Of course it is this type of highly personal information that also has the greatest
potential for abuse (denying employment or health insurance to a person because
they have or may develop a disease, for instance), so finding ways to keep such
information private will be paramount. 
Having
the genomic sequence of an organism represents an enormous achievement, but
the important thing is to be able to understand just what the sequence can provide
in terms of biological function. In fact, having the genome sequence is generally
the very first step (though a crucial one) in understanding gene function and
regulation. Many scientists feel that the next step is to study the proteins
encoded by all those genes. In proteomics, researchers study how organisms use
their genes, by examining the proteins that cells actually make. Each organism
expresses genetic information in a very specific way, which varies over time,
and from tissue to tissue.

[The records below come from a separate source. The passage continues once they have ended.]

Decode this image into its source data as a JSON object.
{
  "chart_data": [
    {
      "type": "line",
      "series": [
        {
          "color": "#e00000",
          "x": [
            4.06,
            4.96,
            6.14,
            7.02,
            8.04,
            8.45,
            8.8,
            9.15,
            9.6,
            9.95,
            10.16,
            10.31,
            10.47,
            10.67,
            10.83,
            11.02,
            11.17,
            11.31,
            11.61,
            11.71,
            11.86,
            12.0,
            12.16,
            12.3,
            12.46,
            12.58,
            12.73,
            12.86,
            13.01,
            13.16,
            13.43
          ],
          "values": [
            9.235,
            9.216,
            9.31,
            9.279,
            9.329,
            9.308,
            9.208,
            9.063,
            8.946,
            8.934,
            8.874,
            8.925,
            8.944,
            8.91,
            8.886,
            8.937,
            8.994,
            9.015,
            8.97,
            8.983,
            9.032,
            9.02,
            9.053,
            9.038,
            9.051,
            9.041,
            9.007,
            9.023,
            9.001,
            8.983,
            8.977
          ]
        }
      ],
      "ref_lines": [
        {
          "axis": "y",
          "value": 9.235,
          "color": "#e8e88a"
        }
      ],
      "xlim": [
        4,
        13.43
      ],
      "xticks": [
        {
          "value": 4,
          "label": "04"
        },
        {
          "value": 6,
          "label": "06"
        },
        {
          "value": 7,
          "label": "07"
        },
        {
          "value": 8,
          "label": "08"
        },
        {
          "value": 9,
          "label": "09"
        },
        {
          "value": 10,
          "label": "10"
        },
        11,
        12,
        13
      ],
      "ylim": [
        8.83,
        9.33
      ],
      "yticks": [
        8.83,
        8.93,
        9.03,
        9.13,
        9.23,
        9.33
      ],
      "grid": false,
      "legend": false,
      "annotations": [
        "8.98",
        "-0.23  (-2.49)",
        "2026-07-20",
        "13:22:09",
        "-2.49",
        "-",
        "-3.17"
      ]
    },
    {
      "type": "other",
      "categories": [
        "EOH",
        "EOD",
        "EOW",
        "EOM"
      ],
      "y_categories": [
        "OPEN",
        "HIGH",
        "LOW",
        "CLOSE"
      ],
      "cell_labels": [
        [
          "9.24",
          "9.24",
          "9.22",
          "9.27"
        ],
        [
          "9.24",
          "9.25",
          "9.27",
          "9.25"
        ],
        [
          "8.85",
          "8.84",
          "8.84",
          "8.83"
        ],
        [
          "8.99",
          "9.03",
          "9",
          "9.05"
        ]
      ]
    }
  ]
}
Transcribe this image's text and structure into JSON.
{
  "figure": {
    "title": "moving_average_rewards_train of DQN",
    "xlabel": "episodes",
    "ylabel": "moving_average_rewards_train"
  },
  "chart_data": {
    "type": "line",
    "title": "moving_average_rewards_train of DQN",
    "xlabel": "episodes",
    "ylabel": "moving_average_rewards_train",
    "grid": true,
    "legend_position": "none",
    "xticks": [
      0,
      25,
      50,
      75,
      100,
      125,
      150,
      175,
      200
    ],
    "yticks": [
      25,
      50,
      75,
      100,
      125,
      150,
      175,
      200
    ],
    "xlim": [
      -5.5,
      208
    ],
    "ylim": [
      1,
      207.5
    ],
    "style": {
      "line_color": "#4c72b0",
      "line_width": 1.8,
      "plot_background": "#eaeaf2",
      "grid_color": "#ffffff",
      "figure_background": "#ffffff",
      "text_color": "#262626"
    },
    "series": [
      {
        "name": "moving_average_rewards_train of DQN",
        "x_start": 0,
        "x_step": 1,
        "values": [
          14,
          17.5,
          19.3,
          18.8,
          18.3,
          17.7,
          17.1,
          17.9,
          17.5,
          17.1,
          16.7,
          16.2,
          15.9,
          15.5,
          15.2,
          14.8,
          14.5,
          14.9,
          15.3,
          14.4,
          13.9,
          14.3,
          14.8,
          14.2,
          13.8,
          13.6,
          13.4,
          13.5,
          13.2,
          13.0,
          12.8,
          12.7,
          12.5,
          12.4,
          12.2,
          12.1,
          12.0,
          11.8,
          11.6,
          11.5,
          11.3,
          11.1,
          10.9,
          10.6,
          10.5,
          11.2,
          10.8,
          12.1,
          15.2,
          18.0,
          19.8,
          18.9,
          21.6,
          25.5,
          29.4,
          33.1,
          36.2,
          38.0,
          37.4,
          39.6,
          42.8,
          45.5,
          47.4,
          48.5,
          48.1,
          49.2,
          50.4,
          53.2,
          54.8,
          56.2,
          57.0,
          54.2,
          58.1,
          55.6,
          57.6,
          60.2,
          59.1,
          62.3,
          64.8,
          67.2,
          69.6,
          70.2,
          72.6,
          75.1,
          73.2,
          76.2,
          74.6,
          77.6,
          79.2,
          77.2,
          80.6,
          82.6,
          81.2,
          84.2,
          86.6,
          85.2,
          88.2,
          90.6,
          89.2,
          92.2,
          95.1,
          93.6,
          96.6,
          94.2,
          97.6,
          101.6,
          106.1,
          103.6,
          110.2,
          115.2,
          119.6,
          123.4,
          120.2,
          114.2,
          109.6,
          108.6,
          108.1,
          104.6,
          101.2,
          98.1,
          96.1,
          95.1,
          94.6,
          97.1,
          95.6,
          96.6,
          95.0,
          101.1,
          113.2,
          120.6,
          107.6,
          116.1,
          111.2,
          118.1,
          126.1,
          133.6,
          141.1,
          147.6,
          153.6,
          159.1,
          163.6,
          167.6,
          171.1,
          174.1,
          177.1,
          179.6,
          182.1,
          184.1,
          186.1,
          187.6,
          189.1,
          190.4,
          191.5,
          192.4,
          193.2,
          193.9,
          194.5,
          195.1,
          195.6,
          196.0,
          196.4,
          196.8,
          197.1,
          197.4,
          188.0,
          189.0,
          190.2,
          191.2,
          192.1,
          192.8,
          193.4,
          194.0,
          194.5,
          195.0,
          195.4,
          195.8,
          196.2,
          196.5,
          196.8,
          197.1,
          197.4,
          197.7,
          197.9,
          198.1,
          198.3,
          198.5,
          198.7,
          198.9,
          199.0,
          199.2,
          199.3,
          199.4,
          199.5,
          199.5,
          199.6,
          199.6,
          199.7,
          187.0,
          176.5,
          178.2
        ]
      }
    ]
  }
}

Some protein-encoding genes are heavily utilized,
while others are used only for short bursts of time. Thus, even though the genome
of an organism does not change, the proteome, or set of proteins found within
a cell at any given time, can vary greatly. Thus, the proteins expressed by
a liver cell are very different from the proteins expressed by a brain cell,
which are different again from proteins expressed in the cells of a developing
embryo. 
With
proteomics, scientists hope to gain a better understanding of how genetic information
is translated into the growth and function of active, living cells. To provide
just one example, while the sequence of the genome of the worm Caenorhabditis
elegans (representing about 20,000 genes) was determined in 1998, less than
10% of those genes have been the subject of functional analyses using classical
biochemical and genetic techniques. Only very recently have high throughput DNA
microarray (Gene Chip) methods been employed to establish gene expression and
patterns of coregulation (see Kim 2001). It is the immensity of the data sets
deriving from genomic studies that places such a heavy emphasis on high throughput,
multidimensional analysis (see Gifford, 2001).